Ten tweede verschillen creationisten in hun visie op de vraag of creationisme als wetenschappelijk alternatief voor de evolutietheorie is bedoeld of niet. Wanneer ‘creationisme’ een wetenschappelijke theorie is, dan kan en moet zij getoetst worden aan gangbare criteria van de natuurwetenschappen en doet zich de vraag voor of zij zich wel houdt aan het methodologisch naturalisme. Ook is dan het de vraag of creationisme, gezien haar bijbelvisie, wel kritisch genoeg kan zijn naar haar eigen resultaten, nu deze op grond van dezelfde bijbelvisie immers als geopenbaarde waarheid al vaststaan. Men kan de creationist dan ook confronteren met elementaire vragen van wetenschapsfilosofische aard, zoals: wat is voor u een wetenschappelijke theorie? Wanneer is iets wetenschappelijk bewezen? Waarin verschilt een wetenschappelijke theorie van een pseudowetenschappelijke theorie? En wanneer is het creationisme voor u weerlegd?
Fouten
Ten derde valt op dat creationisten (bewust of onbewust) niet altijd in staat blijken te zijn de evolutietheorie goed weer te geven of zich op een gedateerd beeld van de evolutietheorie beroepen, hetgeen de discussie nogal eens vertroebelt. Zo schrijft Gert-Jan van Heugten, betrokken bij een creationistische website en het blad ‘Weet Magazine’, in een recent artikel: “Veel christenen willen dit stuk van de Bijbel (namelijk de schepping, DvdW) helaas overboord gooien voor de ‘wetenschappelijke’ variant van het oorsprongsverhaal: de evolutietheorie (met evolutie in dit artikel bedoel ik de overkoepelende theorie: oerknal, ontstaan van het leven uit niet-leven en de neo-darwinistische visie op de ontwikkeling van simpel naar complex leven).”

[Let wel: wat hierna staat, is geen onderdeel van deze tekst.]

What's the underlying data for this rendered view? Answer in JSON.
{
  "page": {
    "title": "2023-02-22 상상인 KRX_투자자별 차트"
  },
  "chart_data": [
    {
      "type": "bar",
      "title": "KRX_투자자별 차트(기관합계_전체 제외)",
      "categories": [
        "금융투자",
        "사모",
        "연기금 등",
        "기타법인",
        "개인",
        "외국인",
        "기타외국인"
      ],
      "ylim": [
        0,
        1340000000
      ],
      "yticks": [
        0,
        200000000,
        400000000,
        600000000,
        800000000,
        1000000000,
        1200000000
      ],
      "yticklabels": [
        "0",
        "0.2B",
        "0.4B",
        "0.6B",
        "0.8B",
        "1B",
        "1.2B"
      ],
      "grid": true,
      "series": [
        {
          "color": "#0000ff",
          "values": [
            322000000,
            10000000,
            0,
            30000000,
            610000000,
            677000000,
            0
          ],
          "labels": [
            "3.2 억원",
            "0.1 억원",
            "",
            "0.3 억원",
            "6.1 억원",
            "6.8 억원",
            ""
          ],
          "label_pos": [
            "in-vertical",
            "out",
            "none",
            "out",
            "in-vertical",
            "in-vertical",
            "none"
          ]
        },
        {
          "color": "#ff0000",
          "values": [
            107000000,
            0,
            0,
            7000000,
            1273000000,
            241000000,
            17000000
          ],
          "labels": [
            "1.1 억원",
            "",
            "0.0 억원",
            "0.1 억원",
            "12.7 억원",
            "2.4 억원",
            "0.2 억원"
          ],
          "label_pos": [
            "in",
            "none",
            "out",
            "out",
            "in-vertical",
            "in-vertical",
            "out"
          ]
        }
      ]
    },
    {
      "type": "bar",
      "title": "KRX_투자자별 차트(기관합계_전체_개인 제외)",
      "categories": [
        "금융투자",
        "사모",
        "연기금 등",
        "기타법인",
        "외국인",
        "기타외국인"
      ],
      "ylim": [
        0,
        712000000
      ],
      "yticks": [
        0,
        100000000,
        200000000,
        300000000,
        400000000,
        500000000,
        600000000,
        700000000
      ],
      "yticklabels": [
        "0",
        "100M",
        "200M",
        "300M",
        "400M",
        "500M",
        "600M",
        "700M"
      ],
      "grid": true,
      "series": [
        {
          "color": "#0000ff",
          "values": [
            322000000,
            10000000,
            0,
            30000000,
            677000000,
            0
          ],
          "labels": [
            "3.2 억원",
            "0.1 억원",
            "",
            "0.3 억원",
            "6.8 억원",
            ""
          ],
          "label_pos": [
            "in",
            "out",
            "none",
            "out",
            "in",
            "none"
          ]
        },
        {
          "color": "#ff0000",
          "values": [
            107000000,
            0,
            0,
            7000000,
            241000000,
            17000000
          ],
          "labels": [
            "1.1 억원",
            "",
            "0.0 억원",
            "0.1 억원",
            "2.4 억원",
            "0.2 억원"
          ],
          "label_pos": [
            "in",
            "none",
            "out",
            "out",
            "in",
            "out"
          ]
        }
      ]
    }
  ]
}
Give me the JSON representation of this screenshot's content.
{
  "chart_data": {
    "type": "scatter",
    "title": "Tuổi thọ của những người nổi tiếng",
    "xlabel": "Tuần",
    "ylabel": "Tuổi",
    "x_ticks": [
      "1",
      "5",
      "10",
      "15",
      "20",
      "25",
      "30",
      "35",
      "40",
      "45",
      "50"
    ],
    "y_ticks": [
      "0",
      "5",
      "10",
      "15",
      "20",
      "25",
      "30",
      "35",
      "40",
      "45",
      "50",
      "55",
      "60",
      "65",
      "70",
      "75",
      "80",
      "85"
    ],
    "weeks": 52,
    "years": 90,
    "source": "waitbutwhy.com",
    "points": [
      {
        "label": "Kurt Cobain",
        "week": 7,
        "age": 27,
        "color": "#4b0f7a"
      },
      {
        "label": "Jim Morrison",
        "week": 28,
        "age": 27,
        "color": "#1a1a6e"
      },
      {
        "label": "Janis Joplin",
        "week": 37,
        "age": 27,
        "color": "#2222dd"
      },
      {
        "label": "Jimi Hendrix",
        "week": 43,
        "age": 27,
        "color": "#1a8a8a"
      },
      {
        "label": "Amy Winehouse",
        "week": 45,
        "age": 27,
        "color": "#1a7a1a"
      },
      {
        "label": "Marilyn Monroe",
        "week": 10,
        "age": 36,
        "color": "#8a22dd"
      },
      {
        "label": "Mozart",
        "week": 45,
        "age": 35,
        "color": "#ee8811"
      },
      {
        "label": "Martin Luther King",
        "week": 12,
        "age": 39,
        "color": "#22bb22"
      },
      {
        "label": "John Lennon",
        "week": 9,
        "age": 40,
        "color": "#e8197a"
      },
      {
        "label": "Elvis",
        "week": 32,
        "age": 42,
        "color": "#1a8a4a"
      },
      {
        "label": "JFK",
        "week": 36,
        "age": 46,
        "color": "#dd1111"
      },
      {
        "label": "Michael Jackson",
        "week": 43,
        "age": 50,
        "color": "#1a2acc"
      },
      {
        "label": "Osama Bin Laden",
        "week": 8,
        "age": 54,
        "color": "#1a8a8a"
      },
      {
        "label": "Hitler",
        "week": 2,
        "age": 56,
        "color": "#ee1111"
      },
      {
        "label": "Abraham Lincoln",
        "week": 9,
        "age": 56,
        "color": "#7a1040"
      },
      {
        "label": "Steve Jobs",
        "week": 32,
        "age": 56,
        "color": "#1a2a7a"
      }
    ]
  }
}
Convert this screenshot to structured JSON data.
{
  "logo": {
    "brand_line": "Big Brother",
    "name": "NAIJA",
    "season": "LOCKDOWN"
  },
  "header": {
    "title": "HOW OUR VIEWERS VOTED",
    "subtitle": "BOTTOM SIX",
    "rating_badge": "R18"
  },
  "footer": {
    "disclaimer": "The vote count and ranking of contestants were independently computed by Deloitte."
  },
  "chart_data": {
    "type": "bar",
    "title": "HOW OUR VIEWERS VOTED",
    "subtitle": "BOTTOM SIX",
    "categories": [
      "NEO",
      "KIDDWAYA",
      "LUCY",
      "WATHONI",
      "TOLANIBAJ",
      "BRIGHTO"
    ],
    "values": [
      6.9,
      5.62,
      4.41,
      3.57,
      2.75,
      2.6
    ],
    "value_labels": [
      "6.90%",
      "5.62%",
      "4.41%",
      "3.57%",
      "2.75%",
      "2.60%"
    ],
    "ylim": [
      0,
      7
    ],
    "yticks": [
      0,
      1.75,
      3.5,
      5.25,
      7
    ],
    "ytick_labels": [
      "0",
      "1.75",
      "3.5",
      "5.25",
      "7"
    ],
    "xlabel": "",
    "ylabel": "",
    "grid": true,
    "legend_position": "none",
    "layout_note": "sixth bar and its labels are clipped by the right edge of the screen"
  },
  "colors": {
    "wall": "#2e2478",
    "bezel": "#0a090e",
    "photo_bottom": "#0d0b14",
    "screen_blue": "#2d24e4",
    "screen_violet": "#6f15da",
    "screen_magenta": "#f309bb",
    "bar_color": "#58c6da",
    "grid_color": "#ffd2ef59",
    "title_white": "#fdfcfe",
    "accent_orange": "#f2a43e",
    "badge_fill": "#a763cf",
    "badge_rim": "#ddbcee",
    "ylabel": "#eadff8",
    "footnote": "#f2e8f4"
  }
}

De oerknal heeft echter niets te maken met de evolutietheorie, die immers de ontwikkeling van het leven verklaart. Ook het ontstaan van het leven zelf valt strikt genomen buiten de evolutietheorie en is het terrein van de abiogenese, de chemie en de aardwetenschappen. Naast dit soort fundamentele misvattingen beweren creationisten regelmatig dat Darwin door zijn evolutietheorie atheïst werd, zijn theorie op zijn sterfbed herroepen zou hebben of dat de evolutietheorie stelt dat alles door pure toevalsprocessen tot stand komt. Al deze beweringen zijn aantoonbaar onjuist en eenvoudigweg te weerleggen voor wie zich ook maar enigszins in deze materie verdiept. Ze vervuilen echter wel de discussie.
Bronnen
Ten vierde valt op dat creationisten regelmatig specifieke kritiek op onderdelen van de evolutietheorie formuleren, zoals dateringsvraagstukken. Deze kritiek is vaak sterk specialistisch, zonder dat het duidelijk is waarom zij mag gelden als wetenschappelijk aanvaardbare kennis, nu de kritiek vrijwel altijd is opgesteld door creationisten zonder wetenschappelijke scholing op het betreffende gebied én de gegeven antwoorden door de betreffende vakwetenschappers vrijwel altijd wordt betwist.
Op deze wijze wordt door creationisten vrij eenvoudig de suggestie van een overtuigend weerwoord gewekt, zonder dat dit weerwoord ook maar enigszins als ‘kennis’ heeft te gelden. Het is dus zaak dat creationisten duidelijk maken uit welke bron zij hun ‘kennis’ putten en waarom deze bron terzake deskundig is.
Retorisch
Tot slot valt op dat creationisten de neiging hebben retorische kunstgrepen in hun bijdragen toe te passen door valse tegenstellingen te creëren (“bijbelgetrouw óf niet-bijbelgetrouw”, “christen óf evolutionist”, “christelijke wetenschap óf seculiere wetenschap”, etc), relativistische of determinerende zinsneden in te voeren zonder deze los te laten op hun eigen claims (“onze gedachten bepalen wat we zien”), of complotdenken (“de evolutietheorie is een complot van atheïstische wetenschappers om het christendom te vernietigen”). Hiermee kan een inhoudelijk debat retorisch omzeild worden, hetgeen niet de bedoeling is.
Noot: Voor dit artikel werd geplaatst, hebben we als redactie een reactie gevraagd uit creationistische kring. Binnenkort zal deze volgen.